Au cours de la seule année écoulée, 63 % des infirmières déclarent avoir subi des violences physiques et 89 % des violences verbales. De même, 44 pour cent Des femmes et des filles ont déclaré avoir subi des violences dans le cadre d'une relation intime au cours de leur vie. Dans les deux cas, les taux de signalement sont très faibles.
Ariss affirme : « En tant qu’infirmière urgentiste, j’ai été agressée au travail un nombre incalculable de fois. Pourtant, les infirmières et les professionnels de la santé continuent d’être privés de la même sécurité que les autres intervenants d’urgence en raison des ratios de personnel obligatoires. » Elle cite le cas d’une infirmière d’un hôpital de l’Ontario qui a été contrainte de terminer son quart de travail après avoir été blessée lors d’une agression, avant même d’avoir pu recevoir des soins médicaux.

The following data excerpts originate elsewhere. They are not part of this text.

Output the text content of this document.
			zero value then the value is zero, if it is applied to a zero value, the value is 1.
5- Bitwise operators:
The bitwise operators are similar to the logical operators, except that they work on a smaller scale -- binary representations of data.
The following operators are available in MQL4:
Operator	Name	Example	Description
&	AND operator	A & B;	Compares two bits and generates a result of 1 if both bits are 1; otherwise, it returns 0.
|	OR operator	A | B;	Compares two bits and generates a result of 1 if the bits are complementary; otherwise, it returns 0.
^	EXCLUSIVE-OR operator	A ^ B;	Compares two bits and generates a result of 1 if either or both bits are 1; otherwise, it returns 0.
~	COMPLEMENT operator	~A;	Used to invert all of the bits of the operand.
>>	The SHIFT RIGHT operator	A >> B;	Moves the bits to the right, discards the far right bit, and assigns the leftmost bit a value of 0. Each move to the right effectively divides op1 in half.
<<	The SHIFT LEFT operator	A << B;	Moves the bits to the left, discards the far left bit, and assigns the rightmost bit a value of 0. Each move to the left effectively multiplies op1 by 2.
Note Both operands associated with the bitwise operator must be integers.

L'ONA milite pour la mise en œuvre de niveaux de personnel sécuritaires dans les établissements de soins de santé par le biais de ratios infirmières-patients.
La veillée de ce soir a réuni des membres et des alliés de l'ONA qui ont témoigné des conséquences de la violence sur leur travail et leur vie. La nouvelle campagne du syndicat, « Code Noir et Bleu », met également en avant des membres de l'ONA qui s'expriment et sensibilisent le public aux violences qu'ils subissent et à l'apathie politique face à ce problème.

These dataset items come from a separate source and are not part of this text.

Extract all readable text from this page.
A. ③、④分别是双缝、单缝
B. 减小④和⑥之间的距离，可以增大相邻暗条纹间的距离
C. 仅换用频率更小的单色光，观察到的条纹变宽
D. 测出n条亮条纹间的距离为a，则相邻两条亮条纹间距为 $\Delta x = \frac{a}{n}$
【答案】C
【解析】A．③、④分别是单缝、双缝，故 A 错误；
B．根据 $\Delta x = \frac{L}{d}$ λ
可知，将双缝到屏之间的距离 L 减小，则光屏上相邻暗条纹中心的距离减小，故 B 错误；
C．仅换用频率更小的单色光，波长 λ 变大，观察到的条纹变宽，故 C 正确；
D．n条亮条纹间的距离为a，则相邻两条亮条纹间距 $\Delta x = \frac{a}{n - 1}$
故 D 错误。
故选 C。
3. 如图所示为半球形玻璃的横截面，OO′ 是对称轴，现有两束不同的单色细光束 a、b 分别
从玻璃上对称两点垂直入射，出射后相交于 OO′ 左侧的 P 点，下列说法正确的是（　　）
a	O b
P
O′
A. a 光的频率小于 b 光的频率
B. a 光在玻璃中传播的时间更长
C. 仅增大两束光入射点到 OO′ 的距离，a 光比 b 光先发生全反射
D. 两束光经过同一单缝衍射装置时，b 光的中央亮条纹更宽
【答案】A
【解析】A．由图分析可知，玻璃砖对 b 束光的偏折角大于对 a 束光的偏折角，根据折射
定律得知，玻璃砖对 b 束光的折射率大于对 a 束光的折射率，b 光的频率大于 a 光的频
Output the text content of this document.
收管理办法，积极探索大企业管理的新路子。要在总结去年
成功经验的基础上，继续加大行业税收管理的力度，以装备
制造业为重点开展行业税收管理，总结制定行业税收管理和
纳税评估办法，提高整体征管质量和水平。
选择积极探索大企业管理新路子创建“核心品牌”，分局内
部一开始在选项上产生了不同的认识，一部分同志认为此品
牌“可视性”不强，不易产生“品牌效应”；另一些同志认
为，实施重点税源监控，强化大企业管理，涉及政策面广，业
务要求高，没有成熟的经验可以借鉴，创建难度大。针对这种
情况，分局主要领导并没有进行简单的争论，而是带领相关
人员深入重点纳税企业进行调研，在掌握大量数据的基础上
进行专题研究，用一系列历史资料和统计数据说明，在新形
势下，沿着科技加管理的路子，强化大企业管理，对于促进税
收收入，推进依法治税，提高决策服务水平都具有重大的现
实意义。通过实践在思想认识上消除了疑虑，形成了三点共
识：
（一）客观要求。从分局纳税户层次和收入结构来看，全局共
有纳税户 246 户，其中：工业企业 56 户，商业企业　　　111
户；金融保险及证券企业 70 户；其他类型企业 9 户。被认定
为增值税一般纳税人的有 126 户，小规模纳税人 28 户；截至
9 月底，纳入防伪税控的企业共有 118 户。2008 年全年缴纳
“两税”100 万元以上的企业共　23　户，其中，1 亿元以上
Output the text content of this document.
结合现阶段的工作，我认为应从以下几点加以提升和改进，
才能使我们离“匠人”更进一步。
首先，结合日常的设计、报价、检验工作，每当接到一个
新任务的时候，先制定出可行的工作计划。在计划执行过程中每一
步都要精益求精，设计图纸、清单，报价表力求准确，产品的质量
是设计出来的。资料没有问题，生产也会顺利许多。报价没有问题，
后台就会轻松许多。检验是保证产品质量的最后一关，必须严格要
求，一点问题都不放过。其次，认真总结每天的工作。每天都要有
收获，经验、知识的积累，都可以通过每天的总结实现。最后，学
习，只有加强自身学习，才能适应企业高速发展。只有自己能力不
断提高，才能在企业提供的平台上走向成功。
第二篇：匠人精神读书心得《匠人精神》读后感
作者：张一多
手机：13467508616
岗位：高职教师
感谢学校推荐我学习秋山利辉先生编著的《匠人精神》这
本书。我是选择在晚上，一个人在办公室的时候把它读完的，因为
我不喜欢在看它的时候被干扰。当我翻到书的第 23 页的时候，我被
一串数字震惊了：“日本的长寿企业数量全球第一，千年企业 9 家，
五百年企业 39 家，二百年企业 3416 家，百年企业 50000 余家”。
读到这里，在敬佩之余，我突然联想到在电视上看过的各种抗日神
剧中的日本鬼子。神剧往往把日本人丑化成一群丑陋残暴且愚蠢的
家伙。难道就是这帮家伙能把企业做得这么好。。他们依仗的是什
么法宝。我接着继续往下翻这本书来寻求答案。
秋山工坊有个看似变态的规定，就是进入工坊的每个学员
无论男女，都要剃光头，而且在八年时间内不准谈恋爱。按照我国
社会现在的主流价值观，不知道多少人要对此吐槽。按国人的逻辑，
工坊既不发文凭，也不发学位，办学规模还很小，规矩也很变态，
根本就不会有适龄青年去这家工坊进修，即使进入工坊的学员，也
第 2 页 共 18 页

Ariss conclut : « Nous continuerons à lutter pour des lieux de travail plus sûrs pour le personnel et les patients, et pour un soutien à toutes les personnes victimes de violence sexiste et de violence conjugale, y compris nombre d'entre nous et nombre de ceux dont nous prenons soin. »
L'ONA est le syndicat qui représente plus de 68,000 18,000 infirmières autorisées et professionnels de la santé, ainsi que XNUMX XNUMX étudiants en soins infirmiers, qui fournissent des soins dans les hôpitaux, les établissements de soins de longue durée, la santé publique, la communauté, les cliniques et l'industrie.